Paper engineer Helen Friel has recreated the games as six large scale pop-up paper sculptures to give a miniature representation of how they were configured; something for both those fascinated with the machinations of such things, and likely a nostalgia-inducing curiosity for those who remember the games IRL. “The most challenging aspect of creating the models, and the painstaking recreations of the original artworks that cover them — courtesy of Kam Tang — was getting detailed information on the nuances of the cabinets themselves, which are in large part now in the possession of Sega superfans,” says Wall. But thanks to the book’s successful crowdfunding campaign, he and Friel were contacted by cabinet owners “who were incredibly helpful and knowledgeable”, he says, and provided photographs and measurements to help ensure each model was as accurate as possible.

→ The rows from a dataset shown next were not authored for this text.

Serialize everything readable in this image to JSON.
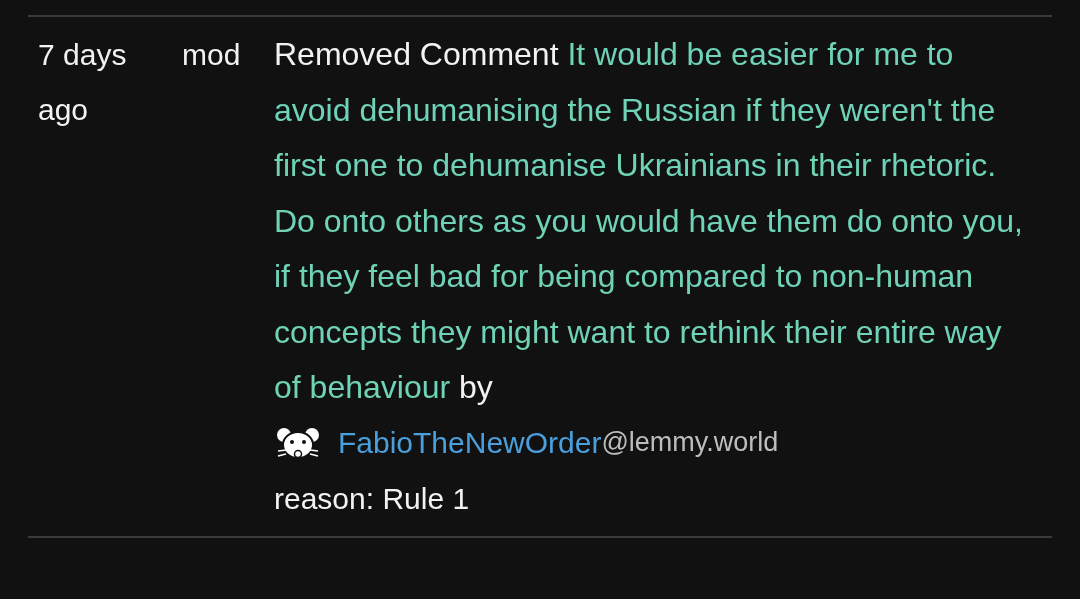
{
  "entries": [
    {
      "time": "7 days ago",
      "moderator": "mod",
      "action": "Removed Comment",
      "comment": "It would be easier for me to avoid dehumanising the Russian if they weren't the first one to dehumanise Ukrainians in their rhetoric. Do onto others as you would have them do onto you, if they feel bad for being compared to non-human concepts they might want to rethink their entire way of behaviour",
      "by": "by",
      "user": {
        "name": "FabioTheNewOrder",
        "instance": "@lemmy.world"
      },
      "reason": "reason: Rule 1"
    }
  ]
}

Design-wise, Wall says he was keen that, despite this being a pop-up book, it “retained the ‘gallery feel’” of other visual history titles published by Read-Only Memory. “The typical aesthetic of a pop-up book is driven by the fact they are aimed at children, whereas I wanted this book to feel slick, stripped back and somewhat timeless,” he says. “I’d always seen this as an ‘exhibition in a book’ so the models themselves feel like ‘the artworks’ and the texts and images that form the rest of the book feel like investigating a gallery space.”

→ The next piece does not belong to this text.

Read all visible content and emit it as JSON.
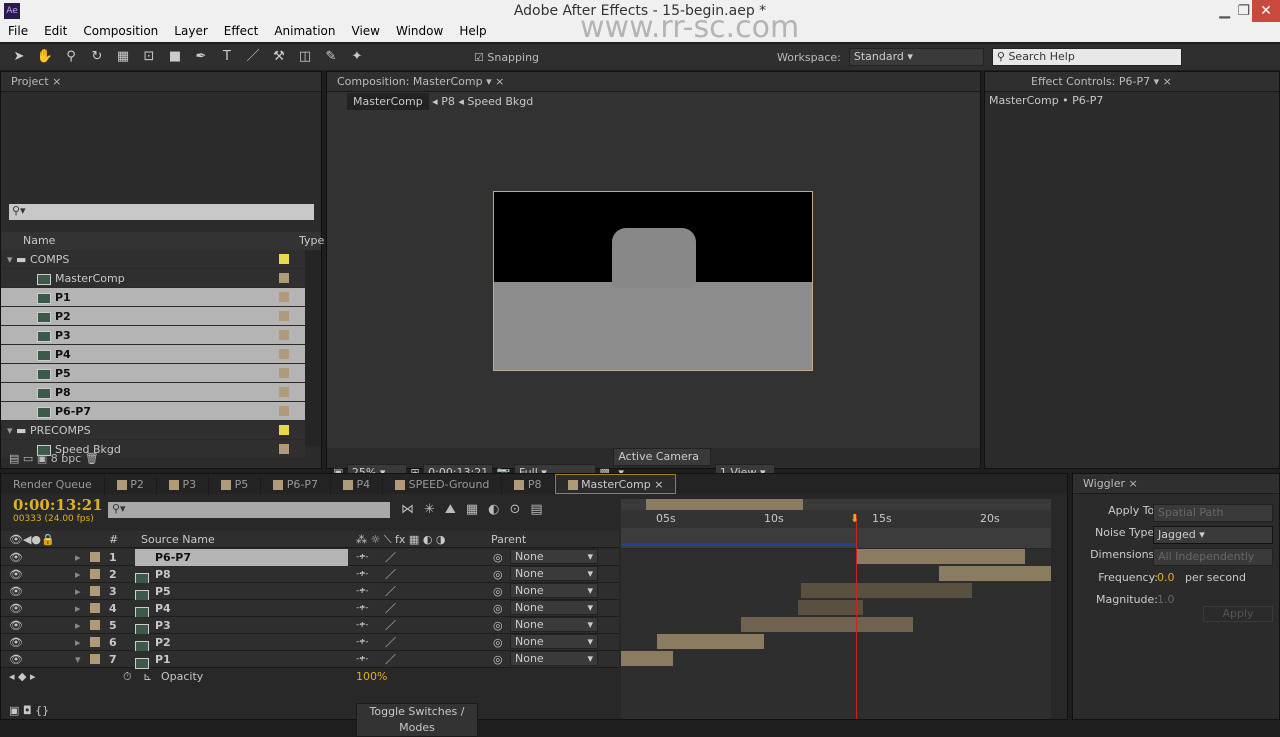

For the book jacket, Wall has opted to use a simple, striking red, with a black outline of the motorbike central to Hang-On — a game released in 1985, which sees players race against time and other virtual bikers. The typeface used is the condensed, all caps sans serif Coign 47 by Colophon Foundry, aligned to the left and giving a sense of modernity while hinting at the retro nature of the book’s subject. The same type style also appears as a headline font throughout the book, with body copy set in Atlas Grotesk Light by Commercial Type.
The hardcover book also features contributions from arcade game innovator Yu Suzuki, who offers his own first-hand insights into how these specific games were developed and created, as well as a broader look at the birth of the Taiken cabinet phenomenon.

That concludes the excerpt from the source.